朝と晩だけ自炊で頑張り、仕事に出ているお昼のみ外食にするなど、できるところから始めてみてください。朝晩しっかりと食事を摂ることにより、外食や間食の量が減り、余計な出費である浪費を減らすことにもつながります。消費の基準は自分次第となりますので、自分にとって何が必要最低限必要なのか振り返ってみましょう。

投資に該当するもの

勧められるがままセミナーを受けたり習い事をしたりしていませんか。こうした自己投資は全くの無駄にはなりませんが、結果につながるものでなければただの自己満足に過ぎない浪費になってしまいます。

もちろん、それでストレスがなくなり仕事を頑張れるということであれば、必要なものになるかもしれません。
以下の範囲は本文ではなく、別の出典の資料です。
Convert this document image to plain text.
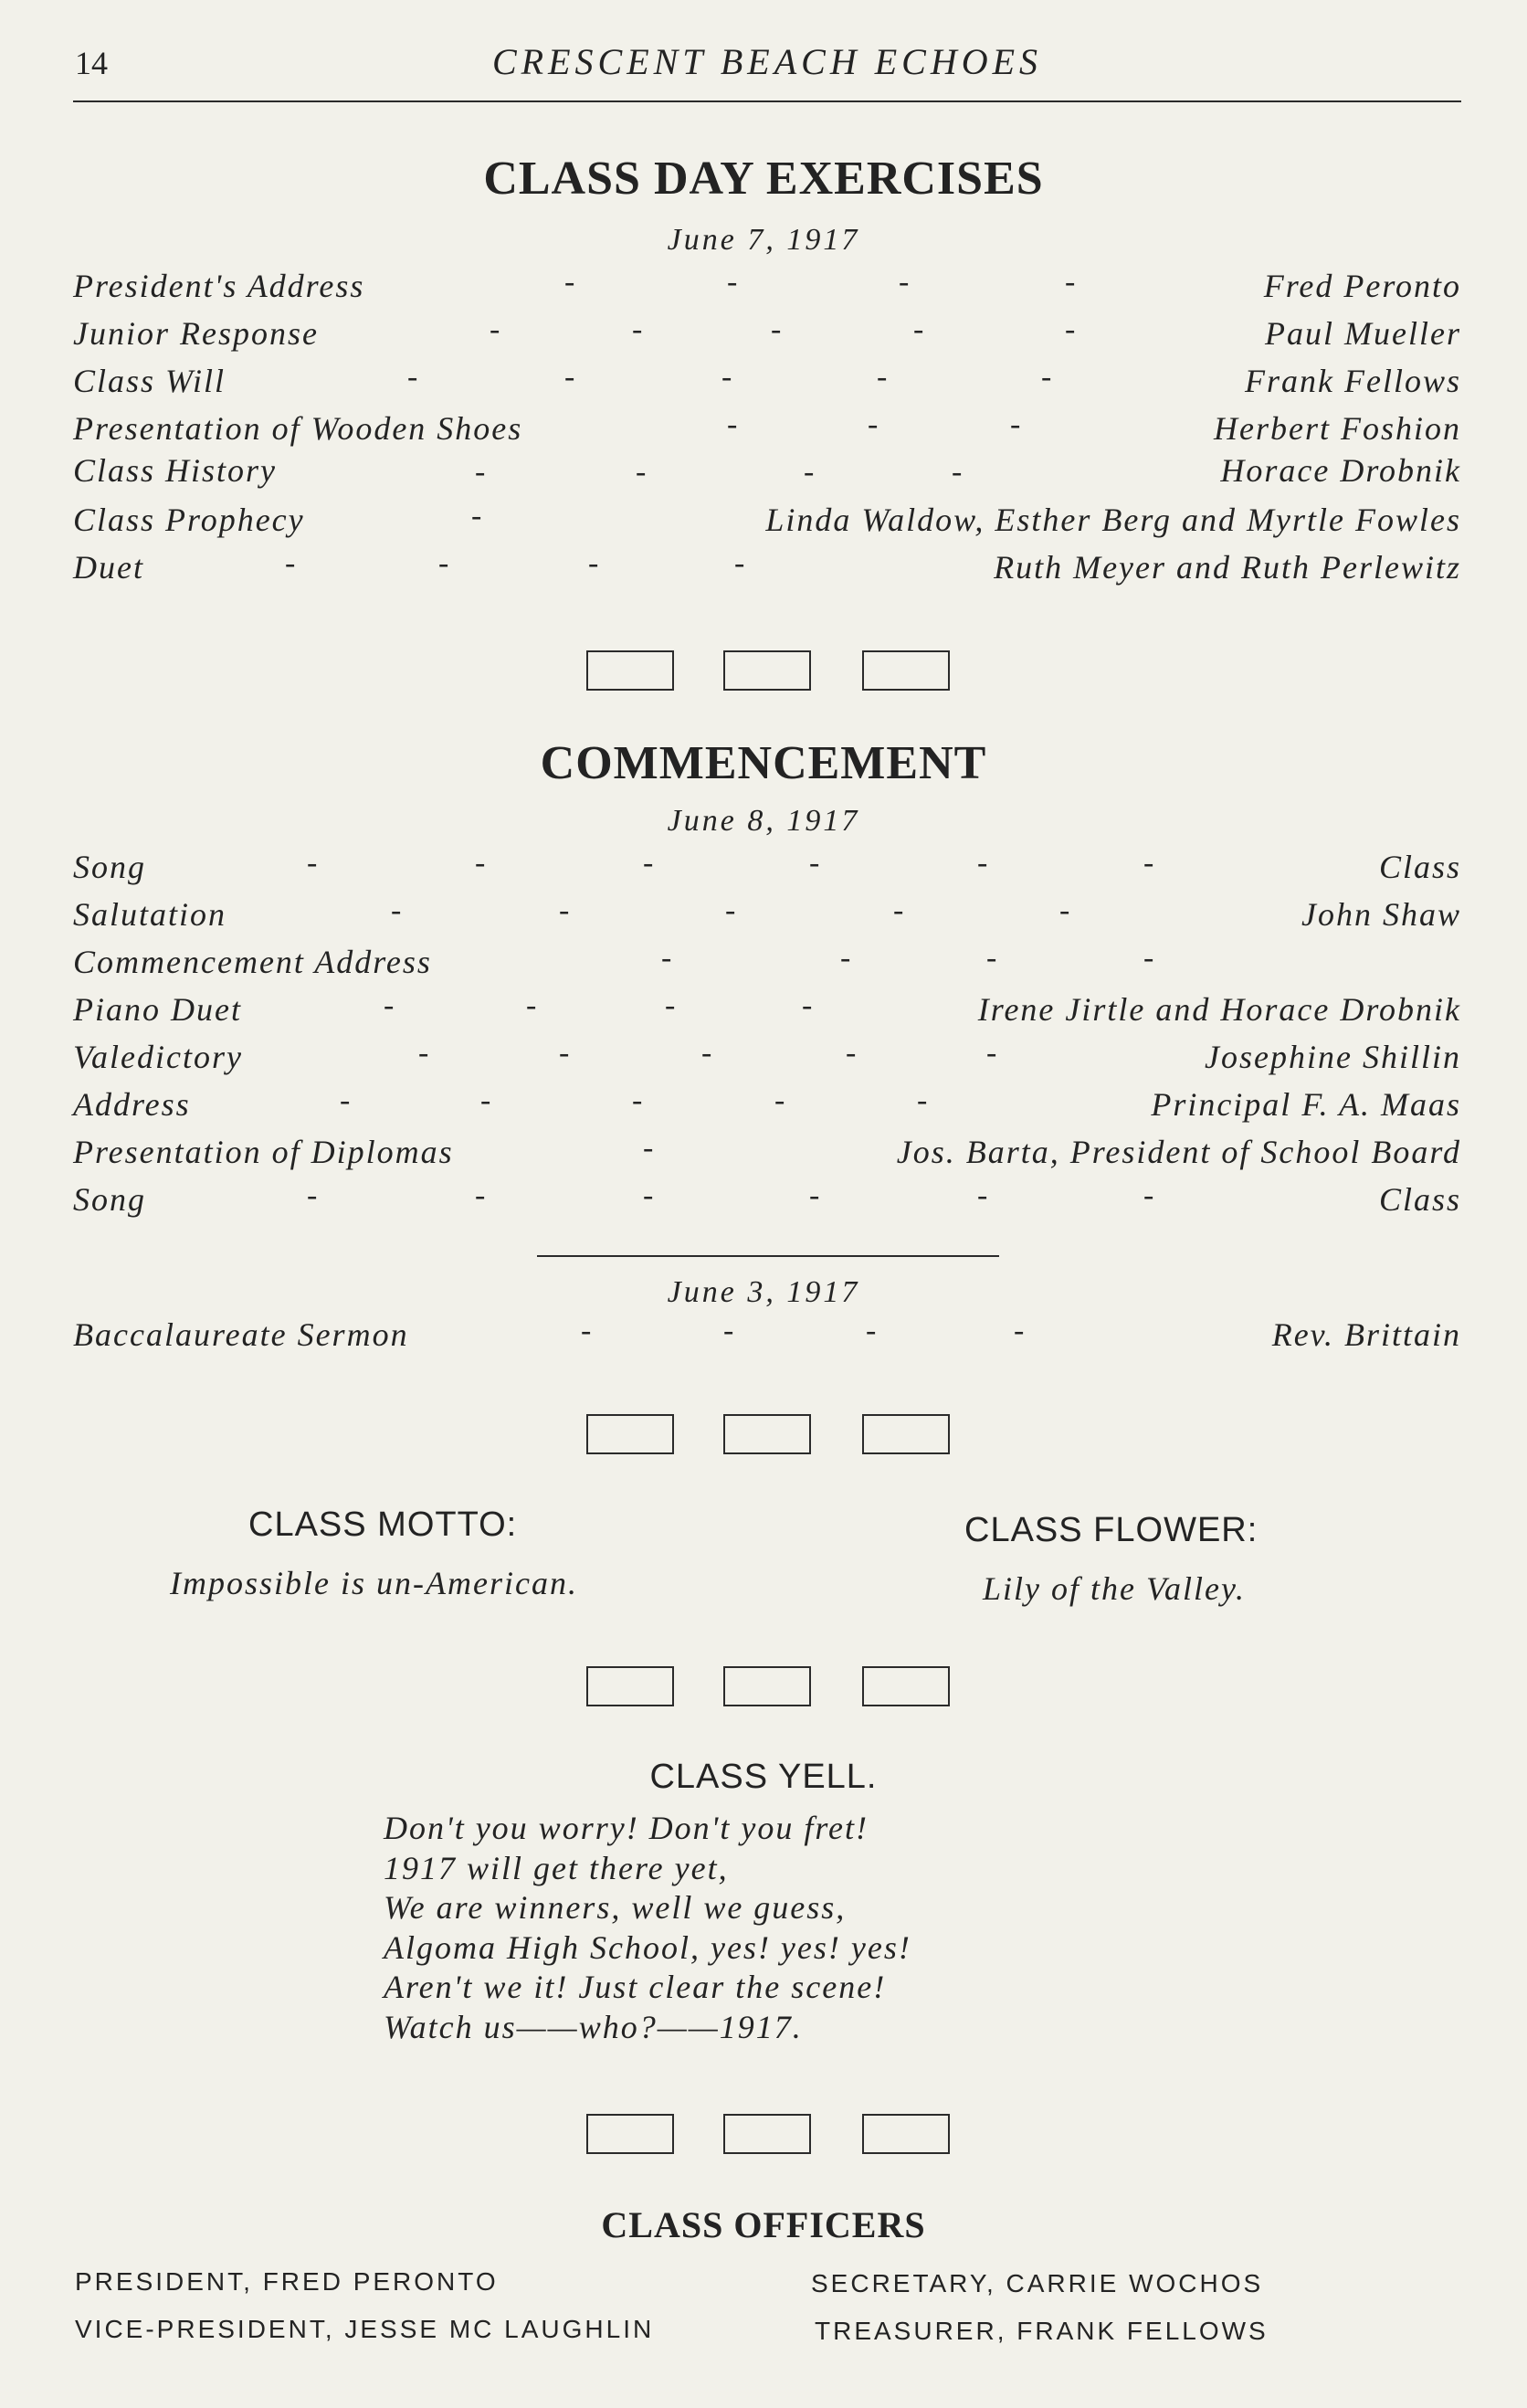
14	CRESCENT BEACH ECHOES
CLASS DAY EXERCISES
June 7, 1917
President's Address	-	-	-	-	Fred Peronto
Junior Response	-	-	-	-	-	Paul Mueller
Class Will	-	-	-	-	-	Frank Fellows
Presentation of Wooden Shoes	-	-	-	Herbert Foshion
Class History	-	-	-	-	Horace Drobnik
Class Prophecy	-	Linda Waldow, Esther Berg and Myrtle Fowles
Duet	-	-	-	-	Ruth Meyer and Ruth Perlewitz
COMMENCEMENT
June 8, 1917
Song	-	-	-	-	-	-	Class
Salutation	-	-	-	-	-	John Shaw
Commencement Address	-	-	-	-
Piano Duet	-	-	-	-	Irene Jirtle and Horace Drobnik
Valedictory	-	-	-	-	-	Josephine Shillin
Address	-	-	-	-	-	Principal F. A. Maas
Presentation of Diplomas	-	Jos. Barta, President of School Board
Song	-	-	-	-	-	-	Class
June 3, 1917
Baccalaureate Sermon	-	-	-	-	Rev. Brittain
CLASS MOTTO:
Impossible is un-American.
CLASS FLOWER:
Lily of the Valley.
CLASS YELL.
Don't you worry! Don't you fret!
1917 will get there yet,
We are winners, well we guess,
Algoma High School, yes! yes! yes!
Aren't we it! Just clear the scene!
Watch us——who?——1917.
CLASS OFFICERS
PRESIDENT, FRED PERONTO
VICE-PRESIDENT, JESSE MC LAUGHLIN
SECRETARY, CARRIE WOCHOS
TREASURER, FRANK FELLOWS
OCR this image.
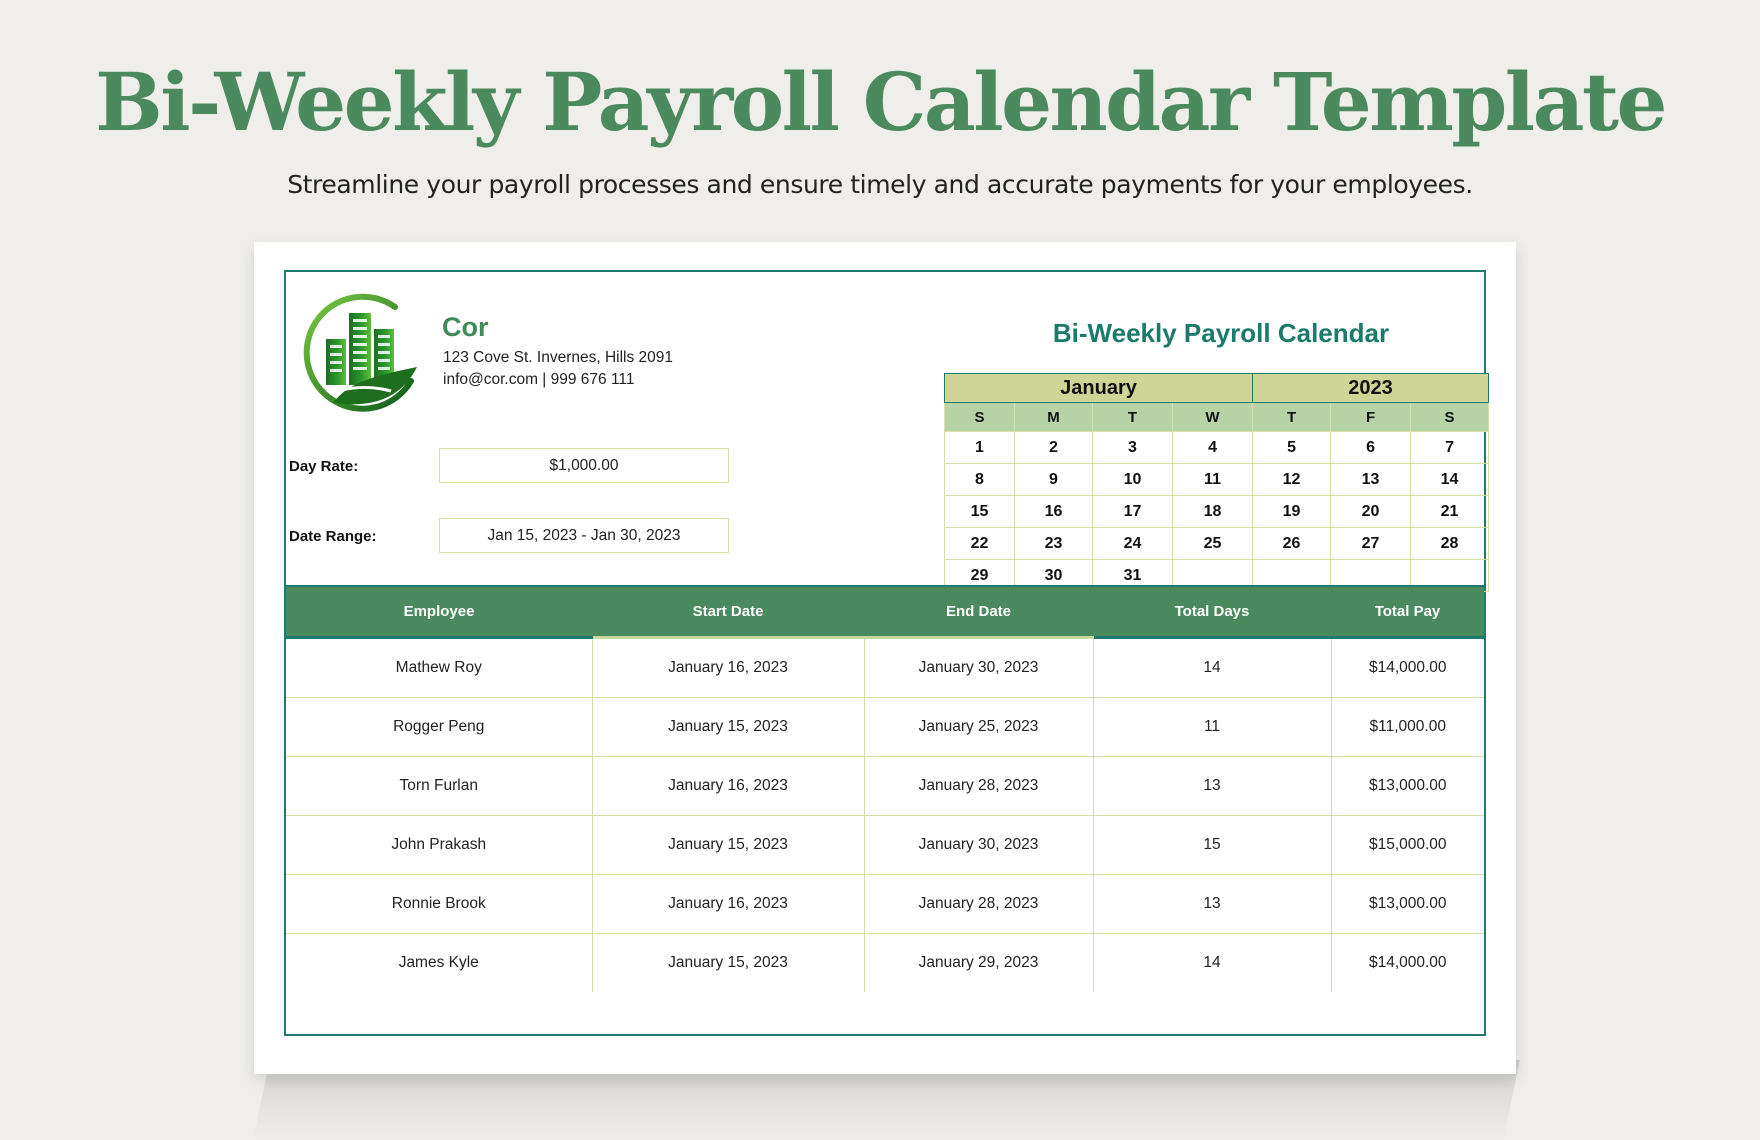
Bi-Weekly Payroll Calendar Template
Streamline your payroll processes and ensure timely and accurate payments for your employees.
Cor
123 Cove St. Invernes, Hills 2091
info@cor.com | 999 676 111
Day Rate:	$1,000.00
Date Range:	Jan 15, 2023 - Jan 30, 2023
Bi-Weekly Payroll Calendar
January				2023		
S	M	T	W	T	F	S
1	2	3	4	5	6	7
8	9	10	11	12	13	14
15	16	17	18	19	20	21
22	23	24	25	26	27	28
29	30	31				
Employee	Start Date	End Date	Total Days	Total Pay
Mathew Roy	January 16, 2023	January 30, 2023	14	$14,000.00
Rogger Peng	January 15, 2023	January 25, 2023	11	$11,000.00
Torn Furlan	January 16, 2023	January 28, 2023	13	$13,000.00
John Prakash	January 15, 2023	January 30, 2023	15	$15,000.00
Ronnie Brook	January 16, 2023	January 28, 2023	13	$13,000.00
James Kyle	January 15, 2023	January 29, 2023	14	$14,000.00
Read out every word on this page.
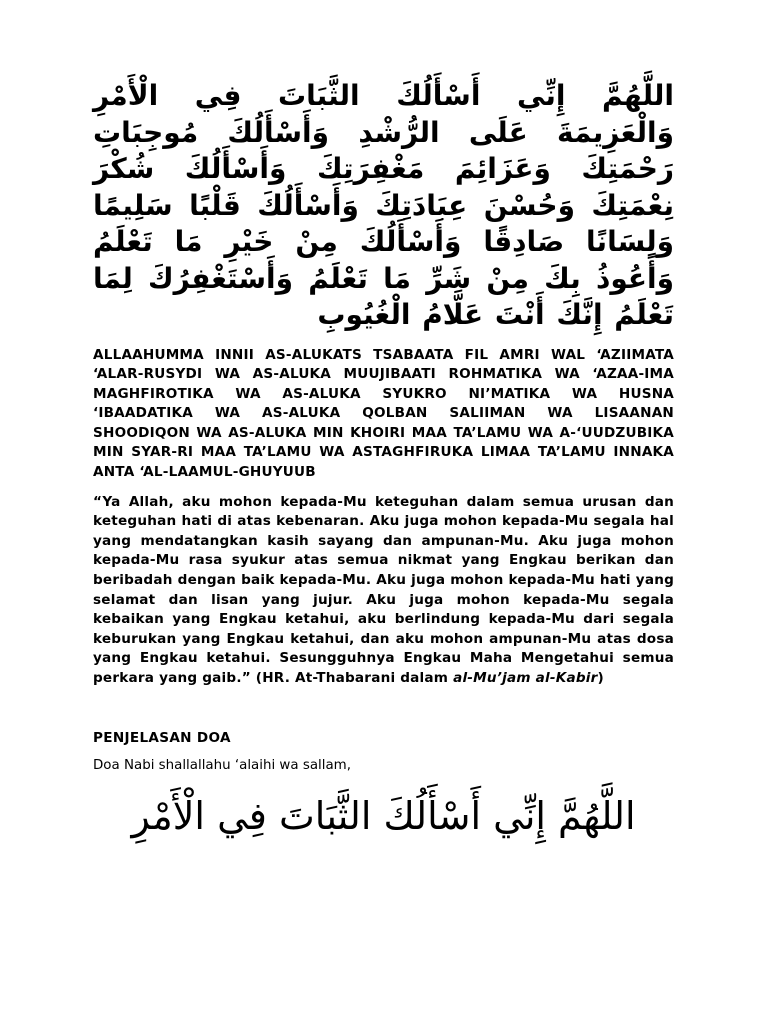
اللَّهُمَّ إِنِّي أَسْأَلُكَ الثَّبَاتَ فِي الْأَمْرِ وَالْعَزِيمَةَ عَلَى الرُّشْدِ وَأَسْأَلُكَ مُوجِبَاتِ رَحْمَتِكَ وَعَزَائِمَ مَغْفِرَتِكَ وَأَسْأَلُكَ شُكْرَ نِعْمَتِكَ وَحُسْنَ عِبَادَتِكَ وَأَسْأَلُكَ قَلْبًا سَلِيمًا وَلِسَانًا صَادِقًا وَأَسْأَلُكَ مِنْ خَيْرِ مَا تَعْلَمُ وَأَعُوذُ بِكَ مِنْ شَرِّ مَا تَعْلَمُ وَأَسْتَغْفِرُكَ لِمَا تَعْلَمُ إِنَّكَ أَنْتَ عَلَّامُ الْغُيُوبِ

ALLAAHUMMA INNII AS-ALUKATS TSABAATA FIL AMRI WAL ‘AZIIMATA ‘ALAR-RUSYDI WA AS-ALUKA MUUJIBAATI ROHMATIKA WA ‘AZAA-IMA MAGHFIROTIKA WA AS-ALUKA SYUKRO NI’MATIKA WA HUSNA ‘IBAADATIKA WA AS-ALUKA QOLBAN SALIIMAN WA LISAANAN SHOODIQON WA AS-ALUKA MIN KHOIRI MAA TA’LAMU WA A-‘UUDZUBIKA MIN SYAR-RI MAA TA’LAMU WA ASTAGHFIRUKA LIMAA TA’LAMU INNAKA ANTA ‘AL-LAAMUL-GHUYUUB

“Ya Allah, aku mohon kepada-Mu keteguhan dalam semua urusan dan keteguhan hati di atas kebenaran. Aku juga mohon kepada-Mu segala hal yang mendatangkan kasih sayang dan ampunan-Mu. Aku juga mohon kepada-Mu rasa syukur atas semua nikmat yang Engkau berikan dan beribadah dengan baik kepada-Mu. Aku juga mohon kepada-Mu hati yang selamat dan lisan yang jujur. Aku juga mohon kepada-Mu segala kebaikan yang Engkau ketahui, aku berlindung kepada-Mu dari segala keburukan yang Engkau ketahui, dan aku mohon ampunan-Mu atas dosa yang Engkau ketahui. Sesungguhnya Engkau Maha Mengetahui semua perkara yang gaib.” (HR. At-Thabarani dalam al-Mu’jam al-Kabir)

PENJELASAN DOA

Doa Nabi shallallahu ‘alaihi wa sallam,

اللَّهُمَّ إِنِّي أَسْأَلُكَ الثَّبَاتَ فِي الْأَمْرِ
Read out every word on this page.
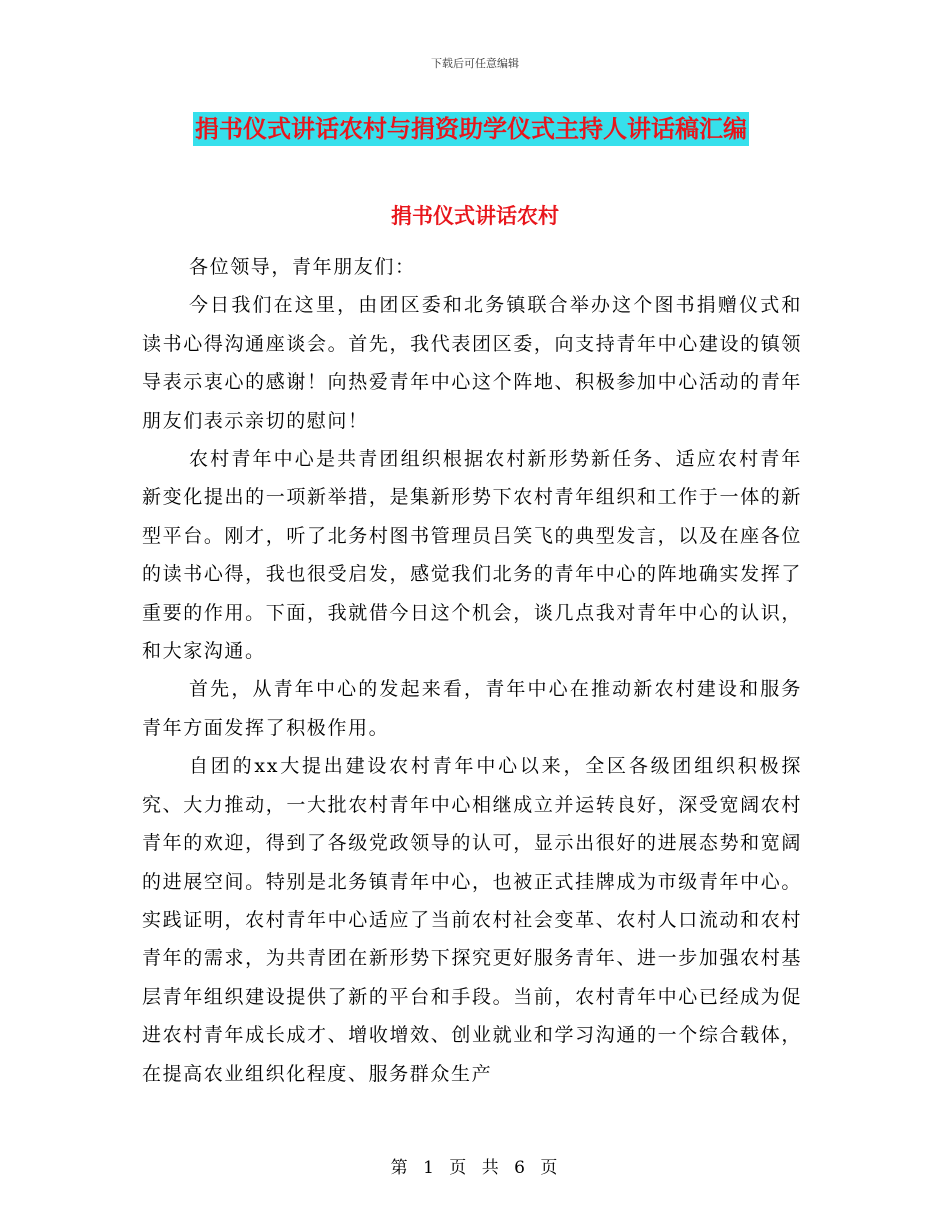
下载后可任意编辑
捐书仪式讲话农村与捐资助学仪式主持人讲话稿汇编
捐书仪式讲话农村

各位领导，青年朋友们：

今日我们在这里，由团区委和北务镇联合举办这个图书捐赠仪式和读书心得沟通座谈会。首先，我代表团区委，向支持青年中心建设的镇领导表示衷心的感谢！向热爱青年中心这个阵地、积极参加中心活动的青年朋友们表示亲切的慰问！

农村青年中心是共青团组织根据农村新形势新任务、适应农村青年新变化提出的一项新举措，是集新形势下农村青年组织和工作于一体的新型平台。刚才，听了北务村图书管理员吕笑飞的典型发言，以及在座各位的读书心得，我也很受启发，感觉我们北务的青年中心的阵地确实发挥了重要的作用。下面，我就借今日这个机会，谈几点我对青年中心的认识，和大家沟通。

首先，从青年中心的发起来看，青年中心在推动新农村建设和服务青年方面发挥了积极作用。

自团的xx大提出建设农村青年中心以来，全区各级团组织积极探究、大力推动，一大批农村青年中心相继成立并运转良好，深受宽阔农村青年的欢迎，得到了各级党政领导的认可，显示出很好的进展态势和宽阔的进展空间。特别是北务镇青年中心，也被正式挂牌成为市级青年中心。实践证明，农村青年中心适应了当前农村社会变革、农村人口流动和农村青年的需求，为共青团在新形势下探究更好服务青年、进一步加强农村基层青年组织建设提供了新的平台和手段。当前，农村青年中心已经成为促进农村青年成长成才、增收增效、创业就业和学习沟通的一个综合载体，在提高农业组织化程度、服务群众生产

第 1 页 共 6 页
しかし、身につきもしない習い事を複数かけもちしたり、自分に必要のないセミナーまで受けたりするのは投資になりません。

セミナーは本当にいいと思うものだけ、習い事も身に付くものをひとつに絞るなどにしましょう。本当にそれは仕事につながるのか、人生を豊かにできるものかどうかなど、よく考えてみてください。

人脈作りの交際費も投資になっている方もいれば、ムダになっている方もいます。投資の支出割合が理想の25%に近づくよう、見直しをかけてみましょう。

まとめ

貯まる体質になるための、すべての方法を一度にはじめることは難しいです。まずはできるところから行動してみましょう。財形貯蓄制度やiDeCo、積立投信であれば、節約が続かない人でも1度始めれば後は気にしなくてもいいので続けやすいです。

家のローンの借り換えや資産形成の相談は無料で行われているので、始め方がわからず踏み出せていない人は相談してみてください。お金が全然貯まらず将来がいつも不安という状態から抜け出せます。